お風呂場や洗濯槽などに生える頑固な黒カビを一掃したいときに頼りになるのが、オーストラリア原産の精油「ティーツリーオイル」だ。ティーツリーは天然の殺菌力が高く、1928年にペニシリンが誕生する前からメディカルハーブとして広く使われていたと言われている。ある研究論文によると、黒カビやピンクカビだけでなく白癬菌や黄色ブドウ球菌に対しても高い制菌作用があるという。
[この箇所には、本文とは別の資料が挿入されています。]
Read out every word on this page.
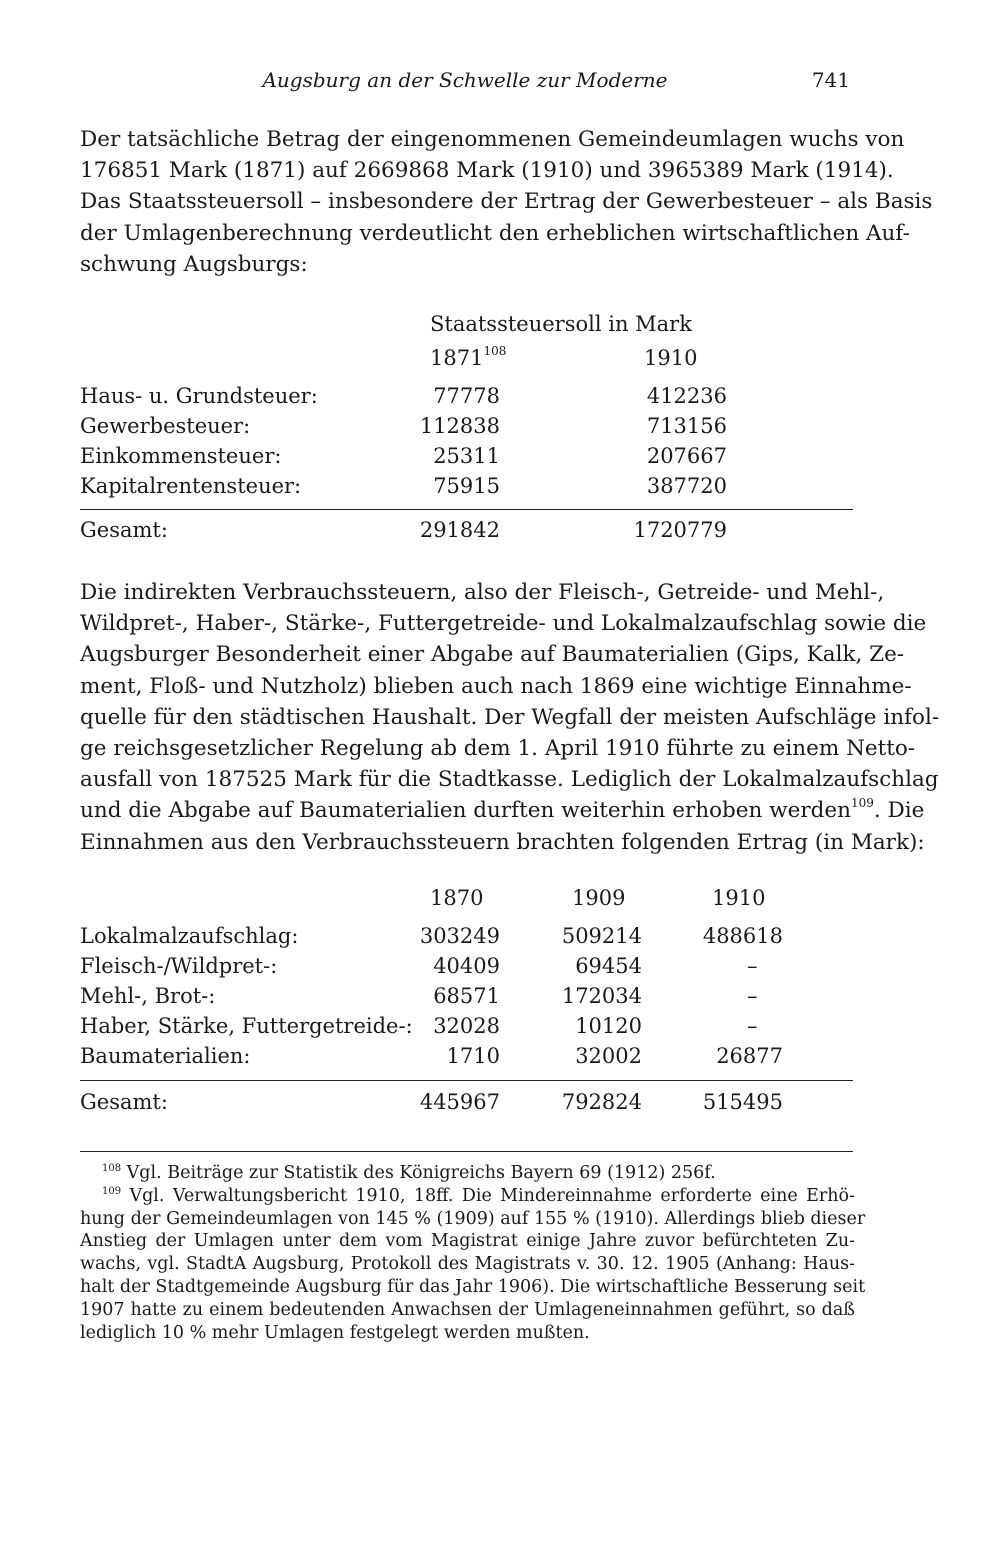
Augsburg an der Schwelle zur Moderne	741
Der tatsächliche Betrag der eingenommenen Gemeindeumlagen wuchs von
176851 Mark (1871) auf 2669868 Mark (1910) und 3965389 Mark (1914).
Das Staatssteuersoll – insbesondere der Ertrag der Gewerbesteuer – als Basis
der Umlagenberechnung verdeutlicht den erheblichen wirtschaftlichen Auf-
schwung Augsburgs:
Staatssteuersoll in Mark
1871$^{108}$	1910
Haus- u. Grundsteuer:	77778	412236
Gewerbesteuer:	112838	713156
Einkommensteuer:	25311	207667
Kapitalrentensteuer:	75915	387720
Gesamt:	291842	1720779
Die indirekten Verbrauchssteuern, also der Fleisch-, Getreide- und Mehl-,
Wildpret-, Haber-, Stärke-, Futtergetreide- und Lokalmalzaufschlag sowie die
Augsburger Besonderheit einer Abgabe auf Baumaterialien (Gips, Kalk, Ze-
ment, Floß- und Nutzholz) blieben auch nach 1869 eine wichtige Einnahme-
quelle für den städtischen Haushalt. Der Wegfall der meisten Aufschläge infol-
ge reichsgesetzlicher Regelung ab dem 1. April 1910 führte zu einem Netto-
ausfall von 187525 Mark für die Stadtkasse. Lediglich der Lokalmalzaufschlag
und die Abgabe auf Baumaterialien durften weiterhin erhoben werden$^{109}$. Die
Einnahmen aus den Verbrauchssteuern brachten folgenden Ertrag (in Mark):
1870	1909	1910
Lokalmalzaufschlag:	303249	509214	488618
Fleisch-/Wildpret-:	40409	69454	–
Mehl-, Brot-:	68571	172034	–
Haber, Stärke, Futtergetreide-: 32028	10120	–
Baumaterialien:	1710	32002	26877
Gesamt:	445967	792824	515495
$^{108}$ Vgl. Beiträge zur Statistik des Königreichs Bayern 69 (1912) 256f.
$^{109}$ Vgl. Verwaltungsbericht 1910, 18ff. Die Mindereinnahme erforderte eine Erhö-
hung der Gemeindeumlagen von 145 % (1909) auf 155 % (1910). Allerdings blieb dieser
Anstieg der Umlagen unter dem vom Magistrat einige Jahre zuvor befürchteten Zu-
wachs, vgl. StadtA Augsburg, Protokoll des Magistrats v. 30. 12. 1905 (Anhang: Haus-
halt der Stadtgemeinde Augsburg für das Jahr 1906). Die wirtschaftliche Besserung seit
1907 hatte zu einem bedeutenden Anwachsen der Umlageneinnahmen geführt, so daß
lediglich 10 % mehr Umlagen festgelegt werden mußten.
使い方も簡単。オイルを原液のまま綿棒につけてタイルの隙間などを掃除し、1時間ほど放置したのちに水道水で洗い流すと、カビを取り除くことができるという。また、洗濯槽のカビには、原液を10滴ほど垂らして洗濯するとよい。より広範囲での掃除には、スプレーボトルに200ccの水道水とティーツリーオイル小さじ2杯ほど入れると使いやすい。シンクやエアコン、窓枠などの掃除をしたい部分の水気を拭き取り、スプレーを吹きかけ、少し時間を置いたのちお湯で洗い流したり水拭きをする。普段から、カビが生えやすい場所に定期的にスプレーすると、より効果的に防カビ対策が期待できるという。
次にやっかいなのがコンロや換気扇の油汚れだ。そこで試してもらいたいのが、ホワイトビネガーと重曹のコンビネーション(参考までに、重曹やクエン酸による掃除術は以前紹介した記事に記載している)。まず、油汚れには埃がたくさん混ざっているため、重曹の粉を汚れている部分に振りかけ、濡れたスポンジやタオルで汚れを落とす。次に、ホワイトワインビネガーと水を1:1の比率でスプレーボトルに入れ、汚れに吹きかけて5~10分ほど静置。最後に乾いた布で拭いたら完了。それでも落ちない場合は、親油性の力を使って植物油で対抗しよう。布巾やキッチンペーパーに植物油を垂らし、汚れの上に数分置いて馴染ませたあと拭き取る。そのあと、ホワイトビネガーをスプレーして乾拭きしよう。
環境にやさしい大掃除を目指したいけれど、汚れを包み込んで取り除くタイプの洗剤は手放せない……そんな人におすすめなのは、環境配慮型洗剤でおなじみの「ecostore」から発売されている、濃縮タイプのリフィル液だ。500mLのスプレーボトルに、ガラスボトルに入った1本50mLの濃縮液と水を450mL混ぜると掃除用洗剤の出来上がり。シトラスが香るバスクリーナーやマルチクリーナーのほかに、ガラスグリーナーは窓や液晶テレビの掃除に大活躍しそうだ。
また、B-corp認証を受けているアメリカのブランド「Blue Land」は、リフィルを前提とした水に溶かすタイプのウォーターレスなタブレット洗剤を扱っている。包装は完全にプラスチックフリー。もちろん、大気汚染の原因となる揮発性有機物質(VOC)やパラベン(防腐剤)、漂白剤などは含まれていない。窓や鏡の水垢を落とすクリーナーなどが一式揃っている「Clean Suit Kit」があると便利そうだ。
また、排水管の臭いが気になるという人に試してもらいたいのが、環境大善株式会社の「きえ〜る」だ。会社がある北海道は酪農が盛んだが、牛の糞尿による水質汚染や悪臭が問題となっていた。そのソリューションとして採用されはじめたのが、牛の糞尿を発酵・培養し、臭いのない液体にしてから廃棄する方法。その液体が「きえ〜る」の原液で、アンモニア臭や有機物の腐敗臭といった悪臭だけを消す効果をもっているという。つまり、花や果物のいい香りは消さずに、イヤな臭いの根本をだけを断つ仕組みだ。もちろん、100%天然成分の消臭液であるため、地球環境や人体に無害。排水管用の使い方は簡単で、200mLを排水口に流し込み、数時間放置して洗い流すだけ。ほかにも、透明液タイプはペットやリビング、キッチンの消臭など、用途別に使いやすいスプレータイプや置き型の「きえ〜る」もある。香りではごまかせない臭いと戦っている人は試す価値あり。まさに、持続可能なかたちで地球の循環を実現するプロダクトだ。